MaskRay updated this revision to Diff 404738.EditedJan 31 2022, 2:42 PM

Thanks for the note. Added to ReleaseNotes.rst

MaskRay edited the summary of this revision. (Show Details)Jan 31 2022, 11:49 PM
peter.smith accepted this revision.Feb 1 2022, 1:42 AM

LGTM thanks for the release note.

This revision is now accepted and ready to land.Feb 1 2022, 1:42 AM
MaskRay edited the summary of this revision. (Show Details)Feb 1 2022, 10:09 AM
This revision was automatically updated to reflect the committed changes.

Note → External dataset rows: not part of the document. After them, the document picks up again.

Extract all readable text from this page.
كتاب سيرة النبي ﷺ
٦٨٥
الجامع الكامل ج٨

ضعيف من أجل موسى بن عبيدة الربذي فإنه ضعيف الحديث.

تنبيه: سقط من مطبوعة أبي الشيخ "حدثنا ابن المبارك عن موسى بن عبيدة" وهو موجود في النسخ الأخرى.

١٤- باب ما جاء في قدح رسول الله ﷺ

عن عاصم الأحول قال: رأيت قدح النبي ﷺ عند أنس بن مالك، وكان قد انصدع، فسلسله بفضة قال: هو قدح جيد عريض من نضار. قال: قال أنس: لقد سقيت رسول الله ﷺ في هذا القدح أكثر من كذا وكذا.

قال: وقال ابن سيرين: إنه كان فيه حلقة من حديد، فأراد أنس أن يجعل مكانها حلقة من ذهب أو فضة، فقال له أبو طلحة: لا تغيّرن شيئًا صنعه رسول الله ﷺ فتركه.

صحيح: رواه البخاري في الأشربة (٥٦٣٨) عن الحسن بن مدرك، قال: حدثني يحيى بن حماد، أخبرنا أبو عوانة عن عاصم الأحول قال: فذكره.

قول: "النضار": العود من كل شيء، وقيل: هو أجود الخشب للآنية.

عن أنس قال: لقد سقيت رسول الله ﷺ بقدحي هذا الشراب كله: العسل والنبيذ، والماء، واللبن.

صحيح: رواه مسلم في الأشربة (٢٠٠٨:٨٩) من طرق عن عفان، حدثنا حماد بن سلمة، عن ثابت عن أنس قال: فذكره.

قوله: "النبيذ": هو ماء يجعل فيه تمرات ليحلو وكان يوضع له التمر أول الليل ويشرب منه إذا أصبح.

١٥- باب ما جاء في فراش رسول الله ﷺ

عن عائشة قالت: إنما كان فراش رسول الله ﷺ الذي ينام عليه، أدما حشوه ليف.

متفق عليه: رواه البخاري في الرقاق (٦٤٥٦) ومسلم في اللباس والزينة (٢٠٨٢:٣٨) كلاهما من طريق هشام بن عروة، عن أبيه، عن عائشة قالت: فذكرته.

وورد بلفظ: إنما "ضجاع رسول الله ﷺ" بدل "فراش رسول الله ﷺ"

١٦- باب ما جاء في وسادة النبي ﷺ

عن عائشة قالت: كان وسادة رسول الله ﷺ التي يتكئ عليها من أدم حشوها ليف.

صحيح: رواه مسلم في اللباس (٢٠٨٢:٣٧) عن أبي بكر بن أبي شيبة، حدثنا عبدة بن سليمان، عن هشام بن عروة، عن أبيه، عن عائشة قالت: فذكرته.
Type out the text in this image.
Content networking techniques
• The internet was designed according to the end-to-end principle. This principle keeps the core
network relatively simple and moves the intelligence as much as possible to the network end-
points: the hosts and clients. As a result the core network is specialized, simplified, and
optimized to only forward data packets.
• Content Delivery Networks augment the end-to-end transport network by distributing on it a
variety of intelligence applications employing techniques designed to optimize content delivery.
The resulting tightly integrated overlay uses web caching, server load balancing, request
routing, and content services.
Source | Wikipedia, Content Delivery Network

This .strtab deduplication makes parallel .symtab write difficult. I suspect we may need to disable it entirely in the future.

This .strtab deduplication makes parallel .symtab write difficult. I suspect we may need to disable it entirely in the future.

Thanks for making this optimization. I suspect disabling entirely is acceptable because the deduplication could be done via post-processing. There's going to be a trade off between the features offered and the amount of parallelism - I think that's fine as long as the speed up is reasonable. Users are evidently willing to go to great lengths to restructure their builds to get the most out of the build tools (game code often uses unity builds, for example).